On May 18th, 2006 the Surety Association of America (abbreviated SAA) officially changed their name to The Surety and Fidelity Association of America, or the SFAA.  This is significant in that fact that despite the fact that the association has always been involved in both surety and fidelity bonds, they feel it is necessary to clarify that there is in fact a difference between the two.
 
It is widely assumed that fidelity bonds are in fact a surety bond.  This is assumption is exacerbated by the fact that agencies that offer surety bonds also offer fidelity bonds.  The vast number of surety bonds helps to contribute to this misunderstanding.
 
To clarify, lets look at the definition of what a surety bond is: A surety bond is a three party agreement involving a principal (the person or entity that will be performing the contractual obligation), obligee (the person or entity that will be receiving the obligation), and the surety (the organization the ensures the principle will perform all obligations of the contract).
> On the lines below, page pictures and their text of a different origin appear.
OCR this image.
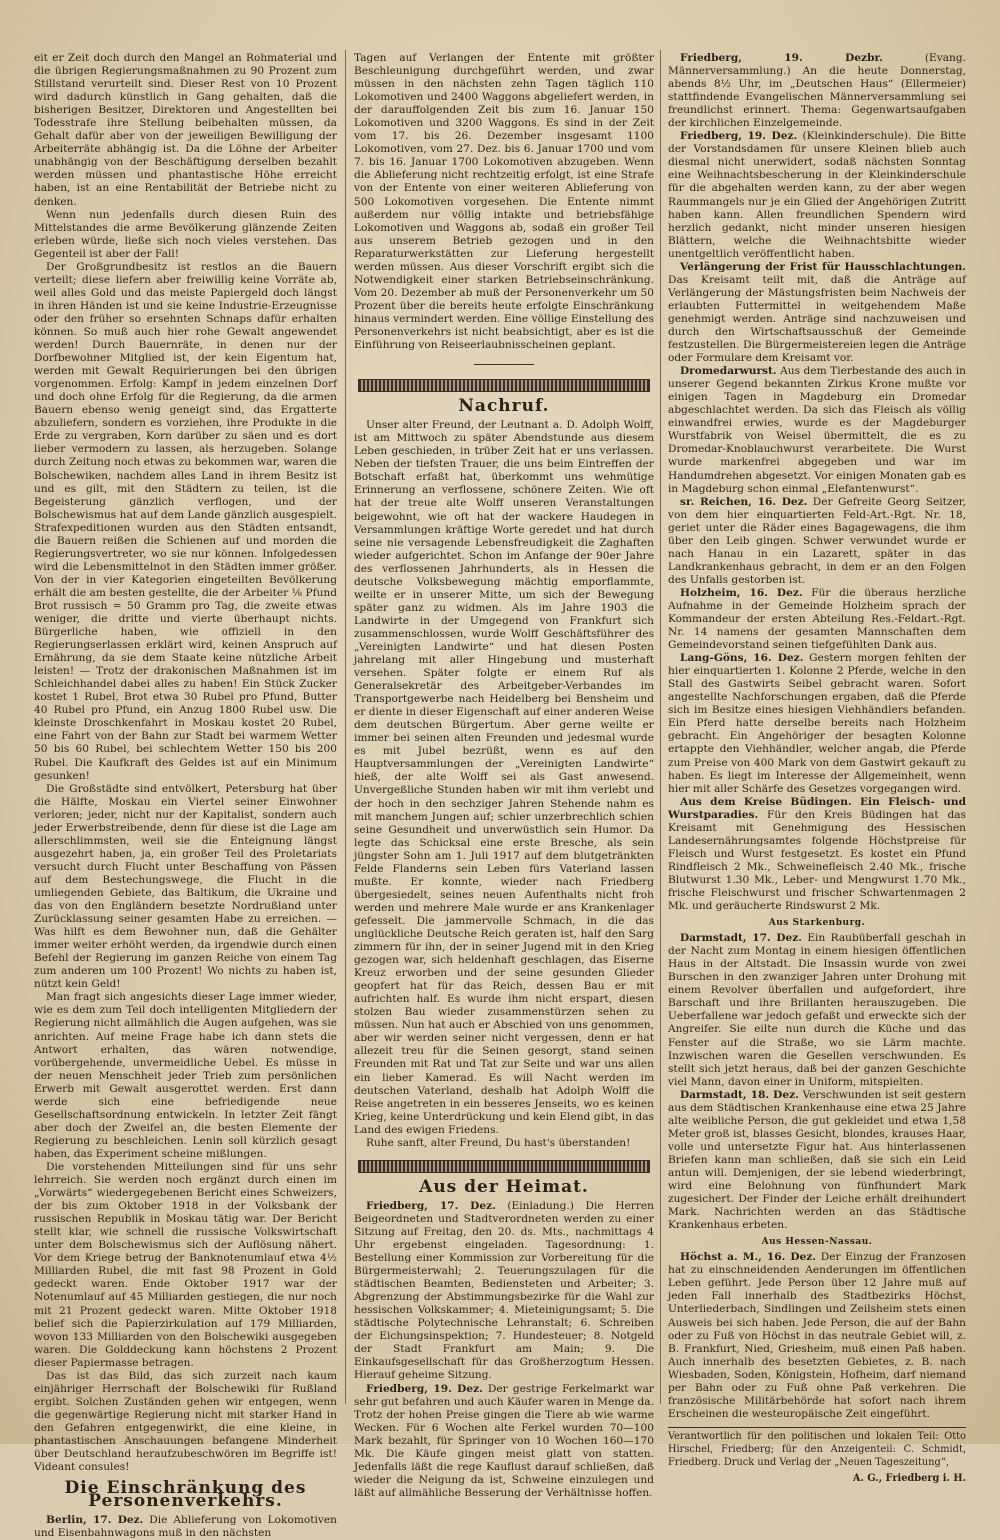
eit er Zeit doch durch den Mangel an Rohmaterial und die übrigen Regierungsmaßnahmen zu 90 Prozent zum Stillstand verurteilt sind. Dieser Rest von 10 Prozent wird dadurch künstlich in Gang gehalten, daß die bisherigen Besitzer, Direktoren und Angestellten bei Todesstrafe ihre Stellung beibehalten müssen, da Gehalt dafür aber von der jeweiligen Bewilligung der Arbeiterräte abhängig ist. Da die Löhne der Arbeiter unabhängig von der Beschäftigung derselben bezahlt werden müssen und phantastische Höhe erreicht haben, ist an eine Rentabilität der Betriebe nicht zu denken.

Wenn nun jedenfalls durch diesen Ruin des Mittelstandes die arme Bevölkerung glänzende Zeiten erleben würde, ließe sich noch vieles verstehen. Das Gegenteil ist aber der Fall!

Der Großgrundbesitz ist restlos an die Bauern verteilt; diese liefern aber freiwillig keine Vorräte ab, weil alles Gold und das meiste Papiergeld doch längst in ihren Händen ist und sie keine Industrie-Erzeugnisse oder den früher so ersehnten Schnaps dafür erhalten können. So muß auch hier rohe Gewalt angewendet werden! Durch Bauernräte, in denen nur der Dorfbewohner Mitglied ist, der kein Eigentum hat, werden mit Gewalt Requirierungen bei den übrigen vorgenommen. Erfolg: Kampf in jedem einzelnen Dorf und doch ohne Erfolg für die Regierung, da die armen Bauern ebenso wenig geneigt sind, das Ergatterte abzuliefern, sondern es vorziehen, ihre Produkte in die Erde zu vergraben, Korn darüber zu säen und es dort lieber vermodern zu lassen, als herzugeben. Solange durch Zeitung noch etwas zu bekommen war, waren die Bolschewiken, nachdem alles Land in ihrem Besitz ist und es gilt, mit den Städtern zu teilen, ist die Begeisterung gänzlich verflogen, und der Bolschewismus hat auf dem Lande gänzlich ausgespielt. Strafexpeditionen wurden aus den Städten entsandt, die Bauern reißen die Schienen auf und morden die Regierungsvertreter, wo sie nur können. Infolgedessen wird die Lebensmittelnot in den Städten immer größer. Von der in vier Kategorien eingeteilten Bevölkerung erhält die am besten gestellte, die der Arbeiter ⅛ Pfund Brot russisch = 50 Gramm pro Tag, die zweite etwas weniger, die dritte und vierte überhaupt nichts. Bürgerliche haben, wie offiziell in den Regierungserlassen erklärt wird, keinen Anspruch auf Ernährung, da sie dem Staate keine nützliche Arbeit leisten! — Trotz der drakonischen Maßnahmen ist im Schleichhandel dabei alles zu haben! Ein Stück Zucker kostet 1 Rubel, Brot etwa 30 Rubel pro Pfund, Butter 40 Rubel pro Pfund, ein Anzug 1800 Rubel usw. Die kleinste Droschkenfahrt in Moskau kostet 20 Rubel, eine Fahrt von der Bahn zur Stadt bei warmem Wetter 50 bis 60 Rubel, bei schlechtem Wetter 150 bis 200 Rubel. Die Kaufkraft des Geldes ist auf ein Minimum gesunken!

Die Großstädte sind entvölkert, Petersburg hat über die Hälfte, Moskau ein Viertel seiner Einwohner verloren; jeder, nicht nur der Kapitalist, sondern auch jeder Erwerbstreibende, denn für diese ist die Lage am allerschlimmsten, weil sie die Enteignung längst ausgezehrt haben, ja, ein großer Teil des Proletariats versucht durch Flucht unter Beschaffung von Pässen auf dem Bestechungswege, die Flucht in die umliegenden Gebiete, das Baltikum, die Ukraine und das von den Engländern besetzte Nordrußland unter Zurücklassung seiner gesamten Habe zu erreichen. — Was hilft es dem Bewohner nun, daß die Gehälter immer weiter erhöht werden, da irgendwie durch einen Befehl der Regierung im ganzen Reiche von einem Tag zum anderen um 100 Prozent! Wo nichts zu haben ist, nützt kein Geld!

Man fragt sich angesichts dieser Lage immer wieder, wie es dem zum Teil doch intelligenten Mitgliedern der Regierung nicht allmählich die Augen aufgehen, was sie anrichten. Auf meine Frage habe ich dann stets die Antwort erhalten, das wären notwendige, vorübergehende, unvermeidliche Uebel. Es müsse in der neuen Menschheit jeder Trieb zum persönlichen Erwerb mit Gewalt ausgerottet werden. Erst dann werde sich eine befriedigende neue Gesellschaftsordnung entwickeln. In letzter Zeit fängt aber doch der Zweifel an, die besten Elemente der Regierung zu beschleichen. Lenin soll kürzlich gesagt haben, das Experiment scheine mißlungen.

Die vorstehenden Mitteilungen sind für uns sehr lehrreich. Sie werden noch ergänzt durch einen im „Vorwärts“ wiedergegebenen Bericht eines Schweizers, der bis zum Oktober 1918 in der Volksbank der russischen Republik in Moskau tätig war. Der Bericht stellt klar, wie schnell die russische Volkswirtschaft unter dem Bolschewismus sich der Auflösung nähert. Vor dem Kriege betrug der Banknotenumlauf etwa 4½ Milliarden Rubel, die mit fast 98 Prozent in Gold gedeckt waren. Ende Oktober 1917 war der Notenumlauf auf 45 Milliarden gestiegen, die nur noch mit 21 Prozent gedeckt waren. Mitte Oktober 1918 belief sich die Papierzirkulation auf 179 Milliarden, wovon 133 Milliarden von den Bolschewiki ausgegeben waren. Die Golddeckung kann höchstens 2 Prozent dieser Papiermasse betragen.

Das ist das Bild, das sich zurzeit nach kaum einjähriger Herrschaft der Bolschewiki für Rußland ergibt. Solchen Zuständen gehen wir entgegen, wenn die gegenwärtige Regierung nicht mit starker Hand in den Gefahren entgegenwirkt, die eine kleine, in phantastischen Anschauungen befangene Minderheit über Deutschland heraufzubeschwören im Begriffe ist! Videant consules!

Die Einschränkung des Personenverkehrs.

Berlin, 17. Dez. Die Ablieferung von Lokomotiven und Eisenbahnwagons muß in den nächsten

Tagen auf Verlangen der Entente mit größter Beschleunigung durchgeführt werden, und zwar müssen in den nächsten zehn Tagen täglich 110 Lokomotiven und 2400 Waggons abgeliefert werden, in der darauffolgenden Zeit bis zum 16. Januar 150 Lokomotiven und 3200 Waggons. Es sind in der Zeit vom 17. bis 26. Dezember insgesamt 1100 Lokomotiven, vom 27. Dez. bis 6. Januar 1700 und vom 7. bis 16. Januar 1700 Lokomotiven abzugeben. Wenn die Ablieferung nicht rechtzeitig erfolgt, ist eine Strafe von der Entente von einer weiteren Ablieferung von 500 Lokomotiven vorgesehen. Die Entente nimmt außerdem nur völlig intakte und betriebsfähige Lokomotiven und Waggons ab, sodaß ein großer Teil aus unserem Betrieb gezogen und in den Reparaturwerkstätten zur Lieferung hergestellt werden müssen. Aus dieser Vorschrift ergibt sich die Notwendigkeit einer starken Betriebseinschränkung. Vom 20. Dezember ab muß der Personenverkehr um 50 Prozent über die bereits heute erfolgte Einschränkung hinaus vermindert werden. Eine völlige Einstellung des Personenverkehrs ist nicht beabsichtigt, aber es ist die Einführung von Reiseerlaubnisscheinen geplant.

Nachruf.

Unser alter Freund, der Leutnant a. D. Adolph Wolff, ist am Mittwoch zu später Abendstunde aus diesem Leben geschieden, in trüber Zeit hat er uns verlassen. Neben der tiefsten Trauer, die uns beim Eintreffen der Botschaft erfaßt hat, überkommt uns wehmütige Erinnerung an verflossene, schönere Zeiten. Wie oft hat der treue alte Wolff unseren Veranstaltungen beigewohnt, wie oft hat der wackere Haudegen in Versammlungen kräftige Worte geredet und hat durch seine nie versagende Lebensfreudigkeit die Zaghaften wieder aufgerichtet. Schon im Anfange der 90er Jahre des verflossenen Jahrhunderts, als in Hessen die deutsche Volksbewegung mächtig emporflammte, weilte er in unserer Mitte, um sich der Bewegung später ganz zu widmen. Als im Jahre 1903 die Landwirte in der Umgegend von Frankfurt sich zusammenschlossen, wurde Wolff Geschäftsführer des „Vereinigten Landwirte“ und hat diesen Posten jahrelang mit aller Hingebung und musterhaft versehen. Später folgte er einem Ruf als Generalsekretär des Arbeitgeber-Verbandes im Transportgewerbe nach Heidelberg bei Bensheim und er diente in dieser Eigenschaft auf einer anderen Weise dem deutschen Bürgertum. Aber gerne weilte er immer bei seinen alten Freunden und jedesmal wurde es mit Jubel bezrüßt, wenn es auf den Hauptversammlungen der „Vereinigten Landwirte“ hieß, der alte Wolff sei als Gast anwesend. Unvergeßliche Stunden haben wir mit ihm verlebt und der hoch in den sechziger Jahren Stehende nahm es mit manchem Jungen auf; schier unzerbrechlich schien seine Gesundheit und unverwüstlich sein Humor. Da legte das Schicksal eine erste Bresche, als sein jüngster Sohn am 1. Juli 1917 auf dem blutgetränkten Felde Flanderns sein Leben fürs Vaterland lassen mußte. Er konnte, wieder nach Friedberg übergesiedelt, seines neuen Aufenthalts nicht froh werden und mehrere Male wurde er ans Krankenlager gefesselt. Die jammervolle Schmach, in die das unglückliche Deutsche Reich geraten ist, half den Sarg zimmern für ihn, der in seiner Jugend mit in den Krieg gezogen war, sich heldenhaft geschlagen, das Eiserne Kreuz erworben und der seine gesunden Glieder geopfert hat für das Reich, dessen Bau er mit aufrichten half. Es wurde ihm nicht erspart, diesen stolzen Bau wieder zusammenstürzen sehen zu müssen. Nun hat auch er Abschied von uns genommen, aber wir werden seiner nicht vergessen, denn er hat allezeit treu für die Seinen gesorgt, stand seinen Freunden mit Rat und Tat zur Seite und war uns allen ein lieber Kamerad. Es will Nacht werden im deutschen Vaterland, deshalb hat Adolph Wolff die Reise angetreten in ein besseres Jenseits, wo es keinen Krieg, keine Unterdrückung und kein Elend gibt, in das Land des ewigen Friedens.

Ruhe sanft, alter Freund, Du hast's überstanden!

Aus der Heimat.

Friedberg, 17. Dez. (Einladung.) Die Herren Beigeordneten und Stadtverordneten werden zu einer Sitzung auf Freitag, den 20. ds. Mts., nachmittags 4 Uhr ergebenst eingeladen. Tagesordnung: 1. Bestellung einer Kommission zur Vorbereitung für die Bürgermeisterwahl; 2. Teuerungszulagen für die städtischen Beamten, Bediensteten und Arbeiter; 3. Abgrenzung der Abstimmungsbezirke für die Wahl zur hessischen Volkskammer; 4. Mieteinigungsamt; 5. Die städtische Polytechnische Lehranstalt; 6. Schreiben der Eichungsinspektion; 7. Hundesteuer; 8. Notgeld der Stadt Frankfurt am Main; 9. Die Einkaufsgesellschaft für das Großherzogtum Hessen. Hierauf geheime Sitzung.

Friedberg, 19. Dez. Der gestrige Ferkelmarkt war sehr gut befahren und auch Käufer waren in Menge da. Trotz der hohen Preise gingen die Tiere ab wie warme Wecken. Für 6 Wochen alte Ferkel wurden 70—100 Mark bezahlt, für Springer von 10 Wochen 160—170 Mk. Die Käufe gingen meist glatt von statten. Jedenfalls läßt die rege Kauflust darauf schließen, daß wieder die Neigung da ist, Schweine einzulegen und läßt auf allmähliche Besserung der Verhältnisse hoffen.

Friedberg, 19. Dezbr.	(Evang. Männerversammlung.) An die heute Donnerstag, abends 8½ Uhr, im „Deutschen Haus“ (Ellermeier) stattfindende Evangelischen Männerversammlung sei freundlichst erinnert. Thema: Gegenwartsaufgaben der kirchlichen Einzelgemeinde.

Friedberg, 19. Dez. (Kleinkinderschule). Die Bitte der Vorstandsdamen für unsere Kleinen blieb auch diesmal nicht unerwidert, sodaß nächsten Sonntag eine Weihnachtsbescherung in der Kleinkinderschule für die abgehalten werden kann, zu der aber wegen Raummangels nur je ein Glied der Angehörigen Zutritt haben kann. Allen freundlichen Spendern wird herzlich gedankt, nicht minder unseren hiesigen Blättern, welche die Weihnachtsbitte wieder unentgeltlich veröffentlicht haben.

Verlängerung der Frist für Hausschlachtungen. Das Kreisamt teilt mit, daß die Anträge auf Verlängerung der Mästungsfristen beim Nachweis der erlaubten Futtermittel in weitgehendem Maße genehmigt werden. Anträge sind nachzuweisen und durch den Wirtschaftsausschuß der Gemeinde festzustellen. Die Bürgermeistereien legen die Anträge oder Formulare dem Kreisamt vor.

Dromedarwurst. Aus dem Tierbestande des auch in unserer Gegend bekannten Zirkus Krone mußte vor einigen Tagen in Magdeburg ein Dromedar abgeschlachtet werden. Da sich das Fleisch als völlig einwandfrei erwies, wurde es der Magdeburger Wurstfabrik von Weisel übermittelt, die es zu Dromedar-Knoblauchwurst verarbeitete. Die Wurst wurde markenfrei abgegeben und war im Handumdrehen abgesetzt. Vor einigen Monaten gab es in Magdeburg schon einmal „Elefantenwurst“.

sr. Reichen, 16. Dez. Der Gefreite Georg Seitzer, von dem hier einquartierten Feld-Art.-Rgt. Nr. 18, geriet unter die Räder eines Bagagewagens, die ihm über den Leib gingen. Schwer verwundet wurde er nach Hanau in ein Lazarett, später in das Landkrankenhaus gebracht, in dem er an den Folgen des Unfalls gestorben ist.

Holzheim, 16. Dez. Für die überaus herzliche Aufnahme in der Gemeinde Holzheim sprach der Kommandeur der ersten Abteilung Res.-Feldart.-Rgt. Nr. 14 namens der gesamten Mannschaften dem Gemeindevorstand seinen tiefgefühlten Dank aus.

Lang-Göns, 16. Dez. Gestern morgen fehlten der hier einquartierten 1. Kolonne 2 Pferde, welche in den Stall des Gastwirts Seibel gebracht waren. Sofort angestellte Nachforschungen ergaben, daß die Pferde sich im Besitze eines hiesigen Viehhändlers befanden. Ein Pferd hatte derselbe bereits nach Holzheim gebracht. Ein Angehöriger der besagten Kolonne ertappte den Viehhändler, welcher angab, die Pferde zum Preise von 400 Mark von dem Gastwirt gekauft zu haben. Es liegt im Interesse der Allgemeinheit, wenn hier mit aller Schärfe des Gesetzes vorgegangen wird.

Aus dem Kreise Büdingen. Ein Fleisch- und Wurstparadies. Für den Kreis Büdingen hat das Kreisamt mit Genehmigung des Hessischen Landesernährungsamtes folgende Höchstpreise für Fleisch und Wurst festgesetzt. Es kostet ein Pfund Rindfleisch 2 Mk., Schweinefleisch 2.40 Mk., frische Blutwurst 1.30 Mk., Leber- und Mengwurst 1.70 Mk., frische Fleischwurst und frischer Schwartenmagen 2 Mk. und geräucherte Rindswurst 2 Mk.

Aus Starkenburg.

Darmstadt, 17. Dez. Ein Raubüberfall geschah in der Nacht zum Montag in einem hiesigen öffentlichen Haus in der Altstadt. Die Insassin wurde von zwei Burschen in den zwanziger Jahren unter Drohung mit einem Revolver überfallen und aufgefordert, ihre Barschaft und ihre Brillanten herauszugeben. Die Ueberfallene war jedoch gefaßt und erweckte sich der Angreifer. Sie eilte nun durch die Küche und das Fenster auf die Straße, wo sie Lärm machte. Inzwischen waren die Gesellen verschwunden. Es stellt sich jetzt heraus, daß bei der ganzen Geschichte viel Mann, davon einer in Uniform, mitspielten.

Darmstadt, 18. Dez. Verschwunden ist seit gestern aus dem Städtischen Krankenhause eine etwa 25 Jahre alte weibliche Person, die gut gekleidet und etwa 1,58 Meter groß ist, blasses Gesicht, blondes, krauses Haar, volle und untersetzte Figur hat. Aus hinterlassenen Briefen kann man schließen, daß sie sich ein Leid antun will. Demjenigen, der sie lebend wiederbringt, wird eine Belohnung von fünfhundert Mark zugesichert. Der Finder der Leiche erhält dreihundert Mark. Nachrichten werden an das Städtische Krankenhaus erbeten.

Aus Hessen-Nassau.

Höchst a. M., 16. Dez. Der Einzug der Franzosen hat zu einschneidenden Aenderungen im öffentlichen Leben geführt. Jede Person über 12 Jahre muß auf jeden Fall innerhalb des Stadtbezirks Höchst, Unterliederbach, Sindlingen und Zeilsheim stets einen Ausweis bei sich haben. Jede Person, die auf der Bahn oder zu Fuß von Höchst in das neutrale Gebiet will, z. B. Frankfurt, Nied, Griesheim, muß einen Paß haben. Auch innerhalb des besetzten Gebietes, z. B. nach Wiesbaden, Soden, Königstein, Hofheim, darf niemand per Bahn oder zu Fuß ohne Paß verkehren. Die französische Militärbehörde hat sofort nach ihrem Erscheinen die westeuropäische Zeit eingeführt.

Verantwortlich für den politischen und lokalen Teil: Otto Hirschel, Friedberg; für den Anzeigenteil: C. Schmidt, Friedberg. Druck und Verlag der „Neuen Tageszeitung“,
A. G., Friedberg i. H.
For more information on surety bonds, their types, and uses, visit this frequently asked question page.
 
In short, the surety is guaranteeing that the contractor will perform all duties of the contract on time and to full standards.  Should this not occur, the surety will see the project to the end and compensate for any losses.  One thing to be very clear of is that traditional underwriting of surety bonds is done with the intention of a 0% loss ratio.  The purposes of surety bonds are to allow companies to bid/work without having any of their assets frozen in the bank (irrevocable letter of credit).    
 
The definition of a fidelity bonds is as follows: A fidelity bond is a form of protection that covers “the bonded” (policyholders) for any losses that they may incur as a result of fraudulent acts by specified individuals. It usually insures a business for losses caused by the dishonest or criminal acts of its employees. While bond may be in the name, this obligation is actually an insurance policy to protect an employer.  Also with Fidelity Bonds there are only two parties, the principle and the carrier.
 
Hopefully this name change, along with the articles it has spurred, brings clarity to those who are in the market for either surety or fidelity bonds.  
 
 
Surety Association of America, or SAA:
The Surety & Fidelity Association of America  is a trade association consisting of companies that collectively write the majority of surety and fidelity bonds in the United States.